I've had it happen more times then I can count but it wasn't on a fly. We used double tube jig setups with three way split-rings for crappie back east on my home lake. The crappie were so abundant you would literally catch one every cast. It was a blast to catch two at a time and me and my buddy would actually compete for most double hookups rather then total fish caught! Those were the days!  

I remember one time I almost caught three at a time on a double setup! Strange to say, I know, but here's what happened...

I hooked two crappie on a channel ledge and had them almost to the boat when outta no where my drag starts screaming! I looked at my friend like "WHAT KIND OF CRAPPIE IS THIS!". Fishing with an ultra light rod and 4# test line, we pulled up anchor and followed this monster of a fish around for about 10 to 15 minutes and then... just like that... the line went slack as a water skier passed by fairly close to our boat! Pulled up the one still alive crappie and the other was stripped of all its scales! I'm pretty sure it was a huge catfish by the way it was swimming but I'll never know how big it really was.


----------



## gunplay (Apr 28, 2008)

More times than I can guess. I know I did it 3 times with 1/2 hour one time on Lees Ferry back in the good old days. I had one time in Alaska, when I hooked an 8 Lb silver on one fly and about a 12" rainbow on the other.

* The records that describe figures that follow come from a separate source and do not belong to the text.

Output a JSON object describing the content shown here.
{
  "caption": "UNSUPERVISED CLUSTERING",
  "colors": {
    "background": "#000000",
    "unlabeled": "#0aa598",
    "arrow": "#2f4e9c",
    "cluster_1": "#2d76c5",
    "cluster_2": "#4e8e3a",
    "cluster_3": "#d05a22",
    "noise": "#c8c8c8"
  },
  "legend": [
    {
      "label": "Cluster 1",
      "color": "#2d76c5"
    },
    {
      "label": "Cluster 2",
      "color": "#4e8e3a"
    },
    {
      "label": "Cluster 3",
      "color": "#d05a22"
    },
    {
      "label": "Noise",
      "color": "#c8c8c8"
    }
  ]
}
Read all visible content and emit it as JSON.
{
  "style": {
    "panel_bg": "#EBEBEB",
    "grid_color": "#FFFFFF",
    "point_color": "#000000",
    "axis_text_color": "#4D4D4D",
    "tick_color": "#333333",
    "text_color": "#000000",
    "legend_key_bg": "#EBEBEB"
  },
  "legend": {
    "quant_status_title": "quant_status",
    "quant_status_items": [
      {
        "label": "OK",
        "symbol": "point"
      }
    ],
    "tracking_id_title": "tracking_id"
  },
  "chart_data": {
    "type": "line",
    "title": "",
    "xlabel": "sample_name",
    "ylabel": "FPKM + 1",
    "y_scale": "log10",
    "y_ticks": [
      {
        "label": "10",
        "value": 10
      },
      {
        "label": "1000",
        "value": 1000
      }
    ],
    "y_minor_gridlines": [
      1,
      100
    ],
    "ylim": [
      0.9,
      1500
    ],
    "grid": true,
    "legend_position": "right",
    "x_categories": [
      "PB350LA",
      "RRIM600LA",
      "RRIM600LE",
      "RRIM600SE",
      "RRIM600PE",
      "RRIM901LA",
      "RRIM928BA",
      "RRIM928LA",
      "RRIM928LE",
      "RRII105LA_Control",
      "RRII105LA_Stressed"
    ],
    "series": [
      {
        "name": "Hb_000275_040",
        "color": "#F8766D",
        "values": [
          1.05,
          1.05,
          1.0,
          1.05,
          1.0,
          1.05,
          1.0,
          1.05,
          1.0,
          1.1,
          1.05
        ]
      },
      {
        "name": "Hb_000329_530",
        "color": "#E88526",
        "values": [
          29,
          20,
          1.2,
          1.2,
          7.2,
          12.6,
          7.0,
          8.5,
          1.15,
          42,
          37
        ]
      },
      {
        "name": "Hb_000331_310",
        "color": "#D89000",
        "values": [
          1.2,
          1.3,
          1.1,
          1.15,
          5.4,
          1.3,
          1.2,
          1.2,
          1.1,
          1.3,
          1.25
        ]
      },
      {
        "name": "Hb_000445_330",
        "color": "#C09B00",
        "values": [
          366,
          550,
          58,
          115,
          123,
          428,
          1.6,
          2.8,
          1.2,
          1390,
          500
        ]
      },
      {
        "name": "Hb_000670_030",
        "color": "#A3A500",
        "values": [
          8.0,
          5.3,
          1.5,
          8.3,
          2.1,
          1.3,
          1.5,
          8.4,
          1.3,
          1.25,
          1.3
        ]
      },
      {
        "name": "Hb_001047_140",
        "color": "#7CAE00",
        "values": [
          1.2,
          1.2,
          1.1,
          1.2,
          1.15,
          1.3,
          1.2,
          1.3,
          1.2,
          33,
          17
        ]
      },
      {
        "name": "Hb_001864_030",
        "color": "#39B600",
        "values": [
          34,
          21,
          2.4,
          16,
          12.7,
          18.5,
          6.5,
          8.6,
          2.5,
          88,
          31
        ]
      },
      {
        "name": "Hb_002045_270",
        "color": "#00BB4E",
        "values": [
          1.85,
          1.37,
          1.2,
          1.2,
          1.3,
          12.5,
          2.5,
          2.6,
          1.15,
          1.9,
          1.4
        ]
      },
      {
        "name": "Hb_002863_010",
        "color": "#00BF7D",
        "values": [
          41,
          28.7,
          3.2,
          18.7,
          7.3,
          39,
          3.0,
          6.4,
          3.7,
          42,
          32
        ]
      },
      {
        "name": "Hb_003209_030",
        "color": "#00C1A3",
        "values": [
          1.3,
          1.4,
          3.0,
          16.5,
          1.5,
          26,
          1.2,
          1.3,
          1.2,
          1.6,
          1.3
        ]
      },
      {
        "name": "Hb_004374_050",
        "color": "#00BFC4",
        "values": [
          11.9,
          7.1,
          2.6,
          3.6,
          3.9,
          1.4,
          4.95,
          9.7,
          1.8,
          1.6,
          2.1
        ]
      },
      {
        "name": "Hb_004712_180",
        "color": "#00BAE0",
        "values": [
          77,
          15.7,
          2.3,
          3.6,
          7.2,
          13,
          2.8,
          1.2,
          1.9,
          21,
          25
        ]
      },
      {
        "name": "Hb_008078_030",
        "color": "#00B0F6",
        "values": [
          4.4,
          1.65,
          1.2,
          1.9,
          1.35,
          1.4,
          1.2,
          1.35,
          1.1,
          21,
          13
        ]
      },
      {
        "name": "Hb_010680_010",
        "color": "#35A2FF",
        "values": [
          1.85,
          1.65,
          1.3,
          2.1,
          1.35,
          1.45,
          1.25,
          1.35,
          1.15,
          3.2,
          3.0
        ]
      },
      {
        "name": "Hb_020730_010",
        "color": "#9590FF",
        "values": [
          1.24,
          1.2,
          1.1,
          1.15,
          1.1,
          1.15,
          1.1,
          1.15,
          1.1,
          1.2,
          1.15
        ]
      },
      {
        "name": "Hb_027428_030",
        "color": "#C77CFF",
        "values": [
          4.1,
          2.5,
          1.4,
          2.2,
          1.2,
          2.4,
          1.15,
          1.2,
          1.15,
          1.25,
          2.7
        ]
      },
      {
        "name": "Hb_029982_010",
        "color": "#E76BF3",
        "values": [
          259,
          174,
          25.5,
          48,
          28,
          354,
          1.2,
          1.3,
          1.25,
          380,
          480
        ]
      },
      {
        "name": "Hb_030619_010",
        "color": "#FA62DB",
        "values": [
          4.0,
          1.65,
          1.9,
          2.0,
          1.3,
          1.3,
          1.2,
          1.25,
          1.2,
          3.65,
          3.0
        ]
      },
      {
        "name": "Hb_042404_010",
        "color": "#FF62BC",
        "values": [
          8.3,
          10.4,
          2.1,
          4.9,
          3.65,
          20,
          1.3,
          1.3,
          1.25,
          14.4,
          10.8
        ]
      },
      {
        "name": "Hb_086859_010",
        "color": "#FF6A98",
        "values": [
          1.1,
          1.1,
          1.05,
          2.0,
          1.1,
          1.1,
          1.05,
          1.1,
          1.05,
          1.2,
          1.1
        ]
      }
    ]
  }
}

The Silver would jump and was just flinging that little bow all over the river.


----------



## Grandpa D (Sep 7, 2007)

On a fly, only 2 or 3 times and never landed both fish.[Green River 16" to 19" Trout]
At Mantua fishing for pan fish, many, many times!
Somehow it's just not the same as with a fly rod though.


----------



## madonafly (Dec 27, 2007)

Grandpa D said:


> * it's just not the same as with a fly rod though*.


Absolutely!


----------



## LickinLips (Oct 28, 2008)

I have once, but one was no bigger than my dropper fly.


----------



## HighNDry (Dec 26, 2007)

Never. I've never considered tying two flies on at the same time. It sounds interesting. Is it ethical?


----------



## madonafly (Dec 27, 2007)

HighNDry said:


> Never. I've never considered tying two flies on at the same time. It sounds interesting. Is it ethical?


AND LEGAL! Go figure :lol: Just think, in Idaho, FIVE! ARGH! Now that is scary!


----------



## Riverlution (Sep 23, 2008)

Enough times to know it is worth doing. But I would add that it takes a lot of fish in a concentrated area to have it happen a lot.


----------